A Executiva do DEM vai discutir a situação do deputado Edmar Moreira (DEM-MG), eleito segundo vice-presidente da Câmara, na última segunda-feira. Ele se candidatou para o cargo sem o apoio da bancada, que escolheu o deputado Vic Pires Franco (PI) para ocupar o cargo na Mesa Diretora destinada ao partido.
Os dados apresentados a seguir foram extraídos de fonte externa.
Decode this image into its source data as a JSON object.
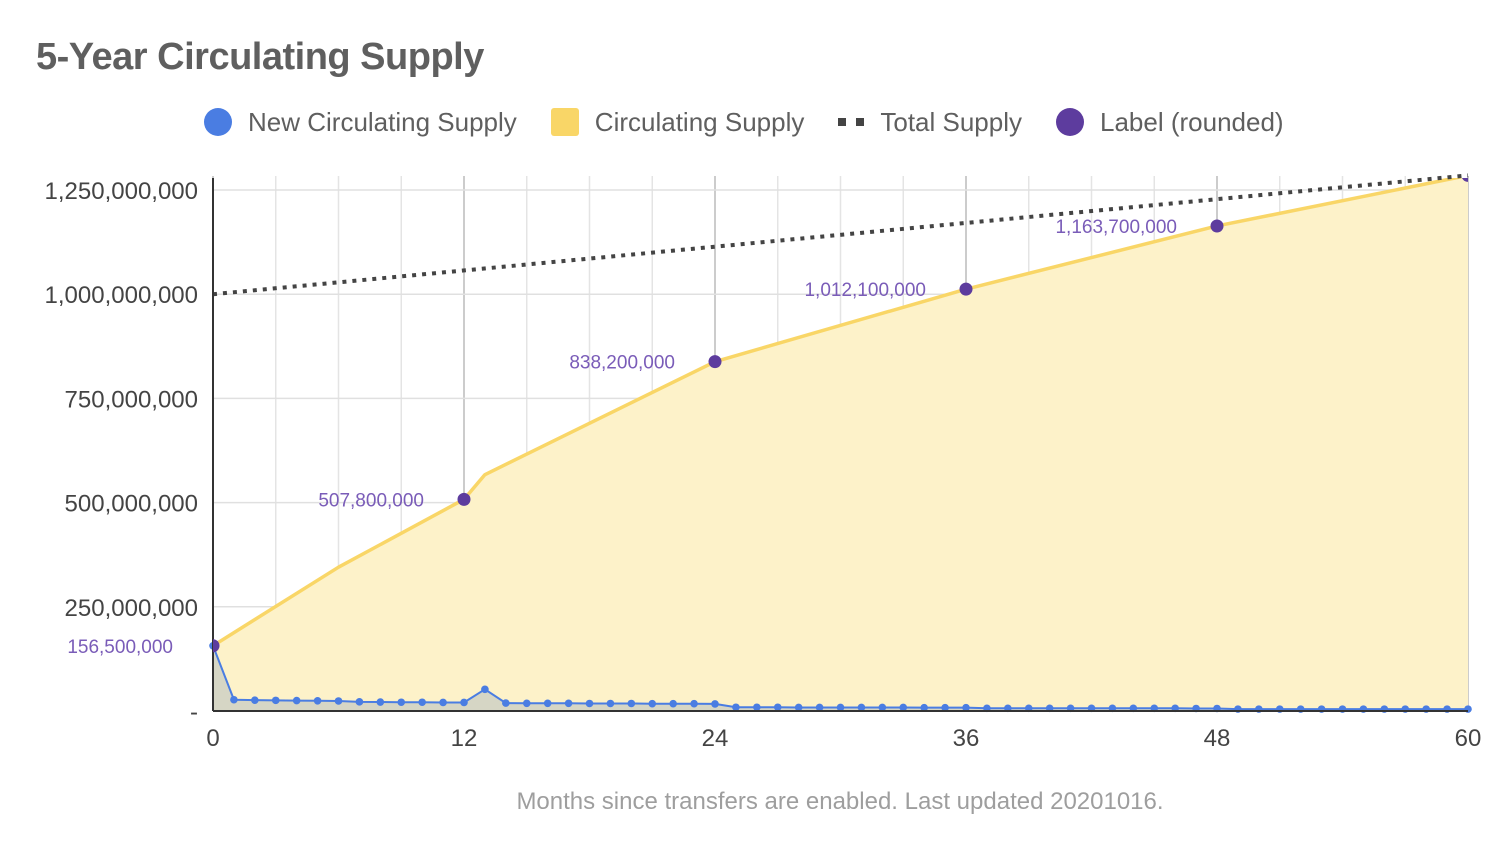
{
  "chart_data": {
    "type": "line",
    "title": "5-Year Circulating Supply",
    "xlabel": "Months since transfers are enabled. Last updated 20201016.",
    "ylabel": "",
    "xlim": [
      0,
      60
    ],
    "ylim": [
      0,
      1250000000
    ],
    "x_ticks": [
      0,
      12,
      24,
      36,
      48,
      60
    ],
    "x_tick_labels": [
      "0",
      "12",
      "24",
      "36",
      "48",
      "60"
    ],
    "y_ticks": [
      0,
      250000000,
      500000000,
      750000000,
      1000000000,
      1250000000
    ],
    "y_tick_labels": [
      "-",
      "250,000,000",
      "500,000,000",
      "750,000,000",
      "1,000,000,000",
      "1,250,000,000"
    ],
    "grid": true,
    "legend_position": "top",
    "legend": [
      "New Circulating Supply",
      "Circulating Supply",
      "Total Supply",
      "Label (rounded)"
    ],
    "series": [
      {
        "name": "New Circulating Supply",
        "type": "line-area",
        "color": "#4a7de2",
        "fill": "#d1d3c4",
        "x": [
          0,
          1,
          2,
          3,
          4,
          5,
          6,
          7,
          8,
          9,
          10,
          11,
          12,
          13,
          14,
          15,
          16,
          17,
          18,
          19,
          20,
          21,
          22,
          23,
          24,
          25,
          26,
          27,
          28,
          29,
          30,
          31,
          32,
          33,
          34,
          35,
          36,
          37,
          38,
          39,
          40,
          41,
          42,
          43,
          44,
          45,
          46,
          47,
          48,
          49,
          50,
          51,
          52,
          53,
          54,
          55,
          56,
          57,
          58,
          59,
          60
        ],
        "y": [
          156500000,
          27000000,
          26000000,
          25500000,
          25000000,
          24500000,
          24000000,
          22000000,
          21500000,
          21000000,
          21000000,
          20500000,
          20500000,
          52000000,
          19000000,
          18500000,
          18500000,
          18500000,
          18000000,
          18000000,
          18000000,
          17500000,
          17500000,
          17500000,
          17000000,
          9000000,
          9000000,
          9000000,
          8500000,
          8500000,
          8500000,
          8500000,
          8500000,
          8500000,
          8000000,
          8000000,
          8000000,
          6500000,
          6500000,
          6500000,
          6500000,
          6500000,
          6500000,
          6500000,
          6500000,
          6500000,
          6500000,
          6000000,
          6000000,
          4500000,
          4500000,
          4500000,
          4500000,
          4500000,
          4500000,
          4500000,
          4500000,
          4500000,
          4500000,
          4500000,
          4500000
        ]
      },
      {
        "name": "Circulating Supply",
        "type": "area",
        "color": "#f9d667",
        "fill": "#fdf2c9",
        "x": [
          0,
          6,
          12,
          13,
          24,
          36,
          48,
          60
        ],
        "y": [
          156500000,
          345000000,
          507800000,
          567000000,
          838200000,
          1012100000,
          1163700000,
          1285000000
        ]
      },
      {
        "name": "Total Supply",
        "type": "dotted-line",
        "color": "#444444",
        "x": [
          0,
          60
        ],
        "y": [
          1000000000,
          1285000000
        ]
      },
      {
        "name": "Label (rounded)",
        "type": "scatter",
        "color": "#5d3c9e",
        "label_color": "#7a5cb8",
        "x": [
          0,
          12,
          24,
          36,
          48,
          60
        ],
        "y": [
          156500000,
          507800000,
          838200000,
          1012100000,
          1163700000,
          1285000000
        ],
        "labels": [
          "156,500,000",
          "507,800,000",
          "838,200,000",
          "1,012,100,000",
          "1,163,700,000",
          ""
        ]
      }
    ]
  }
}
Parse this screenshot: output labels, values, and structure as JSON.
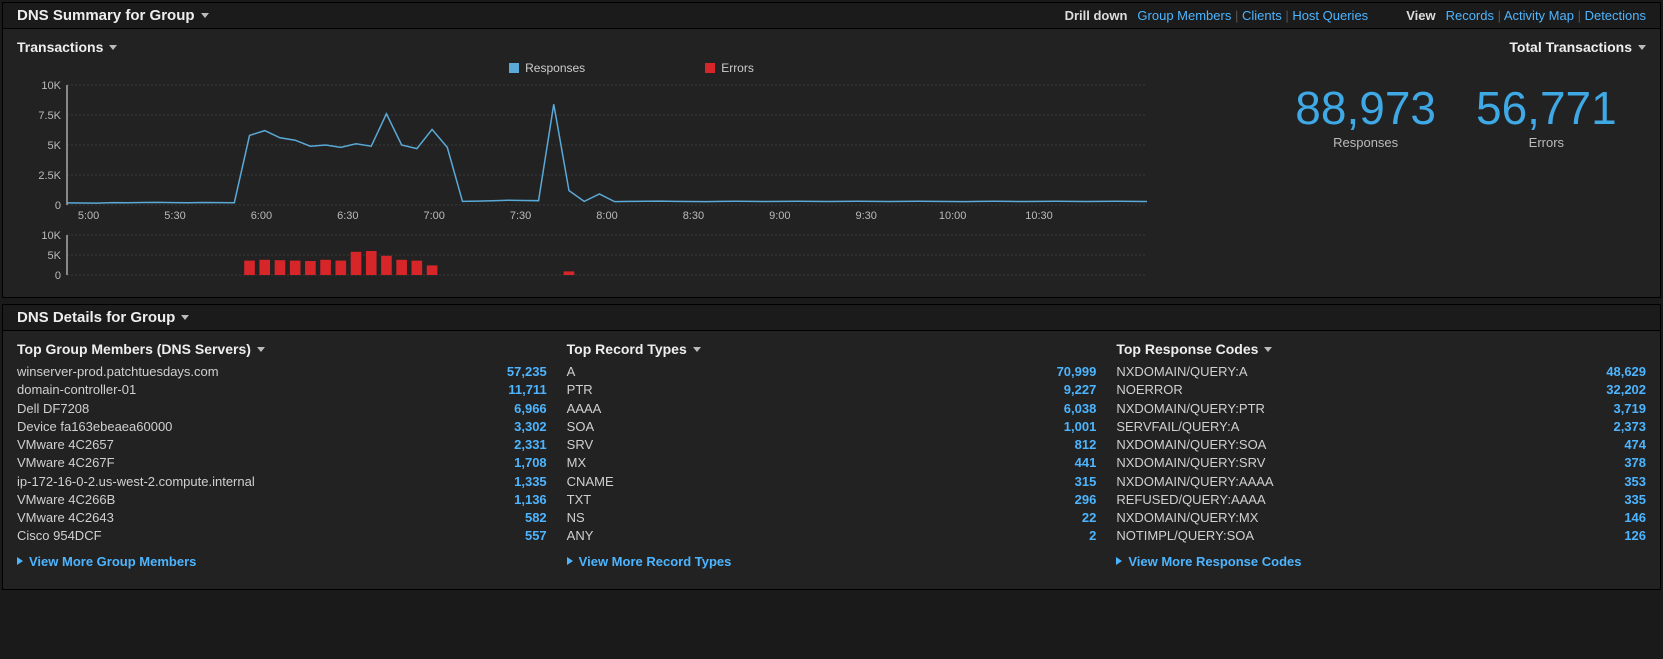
{
  "colors": {
    "responses": "#5aa9d6",
    "errors": "#d6262a",
    "bignum": "#3fa9e6",
    "link": "#4db5ff",
    "bg": "#222222",
    "grid": "#3a3a3a"
  },
  "summary": {
    "title": "DNS Summary for Group",
    "drilldown_label": "Drill down",
    "links": [
      "Group Members",
      "Clients",
      "Host Queries"
    ],
    "view_label": "View",
    "view_links": [
      "Records",
      "Activity Map",
      "Detections"
    ]
  },
  "chart": {
    "title": "Transactions",
    "legend": {
      "responses": "Responses",
      "errors": "Errors"
    },
    "y_ticks": [
      0,
      2500,
      5000,
      7500,
      10000
    ],
    "y_tick_labels": [
      "0",
      "2.5K",
      "5K",
      "7.5K",
      "10K"
    ],
    "y2_ticks": [
      0,
      5000,
      10000
    ],
    "y2_tick_labels": [
      "0",
      "5K",
      "10K"
    ],
    "x_hours": [
      "5:00",
      "5:30",
      "6:00",
      "6:30",
      "7:00",
      "7:30",
      "8:00",
      "8:30",
      "9:00",
      "9:30",
      "10:00",
      "10:30"
    ],
    "responses_series": [
      180,
      170,
      160,
      200,
      190,
      210,
      220,
      200,
      190,
      210,
      200,
      190,
      5800,
      6200,
      5600,
      5400,
      4900,
      5000,
      4800,
      5100,
      4900,
      7600,
      5000,
      4700,
      6300,
      4800,
      300,
      320,
      350,
      400,
      380,
      360,
      8400,
      1200,
      300,
      920,
      280,
      300,
      310,
      320,
      300,
      290,
      280,
      300,
      310,
      300,
      290,
      300,
      310,
      300,
      290,
      300,
      310,
      300,
      290,
      300,
      310,
      300,
      290,
      280,
      300,
      310,
      300,
      290,
      300,
      310,
      300,
      290,
      300,
      310,
      300,
      290
    ],
    "errors_series": [
      0,
      0,
      0,
      0,
      0,
      0,
      0,
      0,
      0,
      0,
      0,
      0,
      3600,
      3800,
      3700,
      3600,
      3500,
      3800,
      3600,
      5800,
      6000,
      4800,
      3800,
      3600,
      2400,
      0,
      0,
      0,
      0,
      0,
      0,
      0,
      0,
      900,
      0,
      0,
      0,
      0,
      0,
      0,
      0,
      0,
      0,
      0,
      0,
      0,
      0,
      0,
      0,
      0,
      0,
      0,
      0,
      0,
      0,
      0,
      0,
      0,
      0,
      0,
      0,
      0,
      0,
      0,
      0,
      0,
      0,
      0,
      0,
      0,
      0,
      0
    ]
  },
  "totals": {
    "title": "Total Transactions",
    "responses_value": "88,973",
    "responses_label": "Responses",
    "errors_value": "56,771",
    "errors_label": "Errors"
  },
  "details": {
    "title": "DNS Details for Group",
    "col1": {
      "title": "Top Group Members (DNS Servers)",
      "items": [
        {
          "name": "winserver-prod.patchtuesdays.com",
          "value": "57,235"
        },
        {
          "name": "domain-controller-01",
          "value": "11,711"
        },
        {
          "name": "Dell DF7208",
          "value": "6,966"
        },
        {
          "name": "Device fa163ebeaea60000",
          "value": "3,302"
        },
        {
          "name": "VMware 4C2657",
          "value": "2,331"
        },
        {
          "name": "VMware 4C267F",
          "value": "1,708"
        },
        {
          "name": "ip-172-16-0-2.us-west-2.compute.internal",
          "value": "1,335"
        },
        {
          "name": "VMware 4C266B",
          "value": "1,136"
        },
        {
          "name": "VMware 4C2643",
          "value": "582"
        },
        {
          "name": "Cisco 954DCF",
          "value": "557"
        }
      ],
      "more": "View More Group Members"
    },
    "col2": {
      "title": "Top Record Types",
      "items": [
        {
          "name": "A",
          "value": "70,999"
        },
        {
          "name": "PTR",
          "value": "9,227"
        },
        {
          "name": "AAAA",
          "value": "6,038"
        },
        {
          "name": "SOA",
          "value": "1,001"
        },
        {
          "name": "SRV",
          "value": "812"
        },
        {
          "name": "MX",
          "value": "441"
        },
        {
          "name": "CNAME",
          "value": "315"
        },
        {
          "name": "TXT",
          "value": "296"
        },
        {
          "name": "NS",
          "value": "22"
        },
        {
          "name": "ANY",
          "value": "2"
        }
      ],
      "more": "View More Record Types"
    },
    "col3": {
      "title": "Top Response Codes",
      "items": [
        {
          "name": "NXDOMAIN/QUERY:A",
          "value": "48,629"
        },
        {
          "name": "NOERROR",
          "value": "32,202"
        },
        {
          "name": "NXDOMAIN/QUERY:PTR",
          "value": "3,719"
        },
        {
          "name": "SERVFAIL/QUERY:A",
          "value": "2,373"
        },
        {
          "name": "NXDOMAIN/QUERY:SOA",
          "value": "474"
        },
        {
          "name": "NXDOMAIN/QUERY:SRV",
          "value": "378"
        },
        {
          "name": "NXDOMAIN/QUERY:AAAA",
          "value": "353"
        },
        {
          "name": "REFUSED/QUERY:AAAA",
          "value": "335"
        },
        {
          "name": "NXDOMAIN/QUERY:MX",
          "value": "146"
        },
        {
          "name": "NOTIMPL/QUERY:SOA",
          "value": "126"
        }
      ],
      "more": "View More Response Codes"
    }
  }
}
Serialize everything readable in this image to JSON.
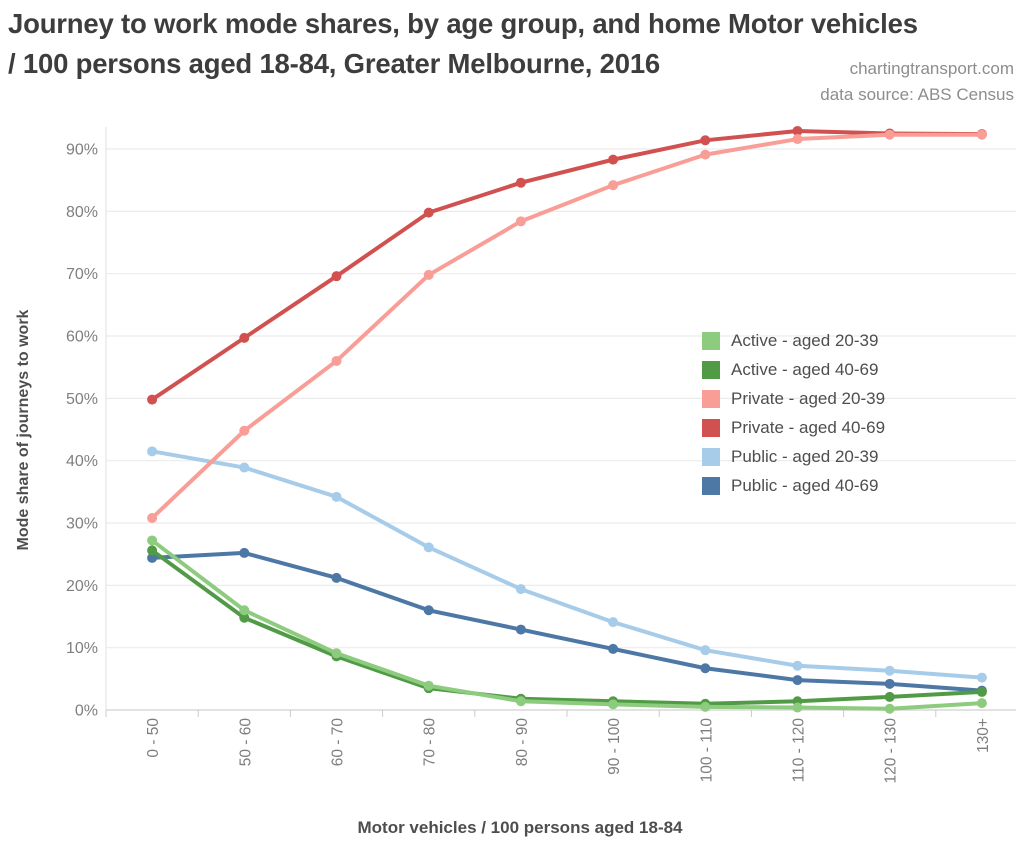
{
  "header": {
    "title_line1": "Journey to work mode shares, by age group, and home Motor vehicles",
    "title_line2": "/ 100 persons aged 18-84, Greater Melbourne, 2016",
    "credit_site": "chartingtransport.com",
    "credit_source": "data source: ABS Census"
  },
  "chart_data": {
    "type": "line",
    "title": "Journey to work mode shares, by age group, and home Motor vehicles / 100 persons aged 18-84, Greater Melbourne, 2016",
    "xlabel": "Motor vehicles / 100 persons aged 18-84",
    "ylabel": "Mode share of journeys to work",
    "categories": [
      "0 - 50",
      "50 - 60",
      "60 - 70",
      "70 - 80",
      "80 - 90",
      "90 - 100",
      "100 - 110",
      "110 - 120",
      "120 - 130",
      "130+"
    ],
    "y_ticks": [
      {
        "value": 0,
        "label": "0%"
      },
      {
        "value": 10,
        "label": "10%"
      },
      {
        "value": 20,
        "label": "20%"
      },
      {
        "value": 30,
        "label": "30%"
      },
      {
        "value": 40,
        "label": "40%"
      },
      {
        "value": 50,
        "label": "50%"
      },
      {
        "value": 60,
        "label": "60%"
      },
      {
        "value": 70,
        "label": "70%"
      },
      {
        "value": 80,
        "label": "80%"
      },
      {
        "value": 90,
        "label": "90%"
      }
    ],
    "ylim": [
      0,
      95
    ],
    "grid": true,
    "legend_position": "middle-right",
    "x_labels_rotated": true,
    "series": [
      {
        "name": "Active - aged 20-39",
        "color": "#8DCB7E",
        "values": [
          27.2,
          16.0,
          9.1,
          3.9,
          1.4,
          0.9,
          0.5,
          0.4,
          0.2,
          1.1
        ]
      },
      {
        "name": "Active - aged 40-69",
        "color": "#529B46",
        "values": [
          25.6,
          14.8,
          8.6,
          3.5,
          1.8,
          1.4,
          1.0,
          1.4,
          2.1,
          2.9
        ]
      },
      {
        "name": "Private - aged 20-39",
        "color": "#F99D97",
        "values": [
          30.8,
          44.8,
          56.0,
          69.8,
          78.4,
          84.2,
          89.1,
          91.6,
          92.3,
          92.3
        ]
      },
      {
        "name": "Private - aged 40-69",
        "color": "#D05150",
        "values": [
          49.8,
          59.7,
          69.6,
          79.8,
          84.6,
          88.3,
          91.4,
          92.9,
          92.5,
          92.4
        ]
      },
      {
        "name": "Public - aged 20-39",
        "color": "#A6CCE9",
        "values": [
          41.5,
          38.9,
          34.2,
          26.1,
          19.4,
          14.1,
          9.6,
          7.1,
          6.3,
          5.2
        ]
      },
      {
        "name": "Public - aged 40-69",
        "color": "#4D78A5",
        "values": [
          24.4,
          25.2,
          21.2,
          16.0,
          12.9,
          9.8,
          6.7,
          4.8,
          4.2,
          3.1
        ]
      }
    ]
  }
}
O deputado mineiro não disputou sequer a indicação na bancada e não atendeu aos apelos para que não se candidatasse como avulso na disputa no plenário. "Não pode o DEM responder por um candidato eleito contra um escolhido pela bancada. Mas o DEM sabe que terá de tomar uma atitude, porque ele está filiado ao partido", disse o líder da bancada, deputado Ronaldo Caiado (GO), defendendo indiretamente uma punição ao parlamentar. "Vamos levar o assunto à Executiva do partido", afirmou.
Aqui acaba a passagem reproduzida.